BuletinIslam.com | Bulan Ramadhan menjadi sangat istimewa dan ditunggu-tunggu oleh umat Islam di Dunia setiap tahunnya. Sebab, bulan ini memang memiliki kedudukan dan keutamaan yang tidak dimiliki oleh bulan-bulan yang lain.
Nuzulul Quran, Malam Laitaltul Qadar, merupakan sekian keistimewaan yang dimiliki oleh bulan Ramadhan. Lain lagi dengan kondisi sosial yang terasa lebih islami juga dirasakan saat bulan ini tiba.
Dari sekian amalan-amalan yang dianjurkan dilaksanakan saat berpuasa, seperti Shalat Tarawih, Shalat witir berjamaah, dan lain sebagainya. ada sebuah tradisi yang juga perlu disikapi secara serius, contohnya adalah Lafadz Doa / Niat Berpuasa.
Mengapa demikian? karena bacaan niat puasa yang biasa dibaca secara berjamaah, khususnya setelah shalat witir tersebut, terdapat lafadza / redaksi Ramadhana, menggunakan fathah, tidak menggunakan redaksi Ramadhani menggunakan kasroh.
Urgensitas Niat Puasa Waktu dan Tempatnya
Syariat Islam telah memberikan aturan-aturan dalam pelaksanaan Ibadah, termasuk puasa. Aturan-aturan tersebut berupa syarat dan rukun-rukun yang perlu diperhatikan, agar ibadahnya menjadi sah.
Dan salah satu rukun puasa adalah membaca niat pada malam harinya, atau dalam istilah ilmu fikih disebut dengan “tabyit” atau menginapkan niat. Dan waktu membaca niat ini, dimulai dari terbenamnya matahari, hingga terbitnya fajar shadiq.

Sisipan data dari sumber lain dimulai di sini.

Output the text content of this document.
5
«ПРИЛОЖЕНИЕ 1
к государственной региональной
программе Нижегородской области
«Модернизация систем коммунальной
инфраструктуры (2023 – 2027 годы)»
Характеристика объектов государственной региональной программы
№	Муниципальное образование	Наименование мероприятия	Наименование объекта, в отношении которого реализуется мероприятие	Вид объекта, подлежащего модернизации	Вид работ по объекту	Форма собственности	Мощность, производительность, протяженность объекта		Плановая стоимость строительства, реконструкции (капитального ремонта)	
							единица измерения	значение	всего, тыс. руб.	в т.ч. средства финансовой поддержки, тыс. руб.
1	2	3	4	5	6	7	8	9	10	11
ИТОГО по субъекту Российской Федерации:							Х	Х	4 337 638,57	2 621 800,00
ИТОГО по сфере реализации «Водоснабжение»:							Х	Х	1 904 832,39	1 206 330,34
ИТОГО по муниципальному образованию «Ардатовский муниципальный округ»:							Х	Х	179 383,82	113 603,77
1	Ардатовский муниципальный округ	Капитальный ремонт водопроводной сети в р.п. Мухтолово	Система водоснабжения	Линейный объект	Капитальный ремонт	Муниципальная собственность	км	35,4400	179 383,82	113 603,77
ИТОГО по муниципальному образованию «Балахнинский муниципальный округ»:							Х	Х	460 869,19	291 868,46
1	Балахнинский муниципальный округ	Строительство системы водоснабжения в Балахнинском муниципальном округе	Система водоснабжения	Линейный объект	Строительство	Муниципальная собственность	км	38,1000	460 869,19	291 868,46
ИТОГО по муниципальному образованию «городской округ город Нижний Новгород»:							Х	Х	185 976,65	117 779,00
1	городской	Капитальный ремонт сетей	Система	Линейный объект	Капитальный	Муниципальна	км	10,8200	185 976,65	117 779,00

Sementara persoalan melafadzkan atau mengcupakan niat atau tidak, sebenarnya bukan masalah yang penting untuk dibahas, sebab niat secara istilah adalah “Menghendaki sesuatu yang dibarengi dengan pekerjaan“.
Dan niat secara prinsip juga berada di dalam hati, sementara mulut hanya membantu hati dengan melafadzkannya.
Namun yang jadi masalah, adalah ketika pengucapan niat tersebut ternyata salah, meskipun hal ini tidak berdampak pada sah dan tidaknya puasa yang akan dijalankan. Asalkan, niat yang ada dalam hati berupa “niat untuk melaksanakan puasa esok hari” tetap benar.
Dan yang menjadi persoalan, jika niat yang diucapkan salah, dan ternyata sesuai dengan yang diinginkan oleh hati, maka perlu ada koreksi khusus.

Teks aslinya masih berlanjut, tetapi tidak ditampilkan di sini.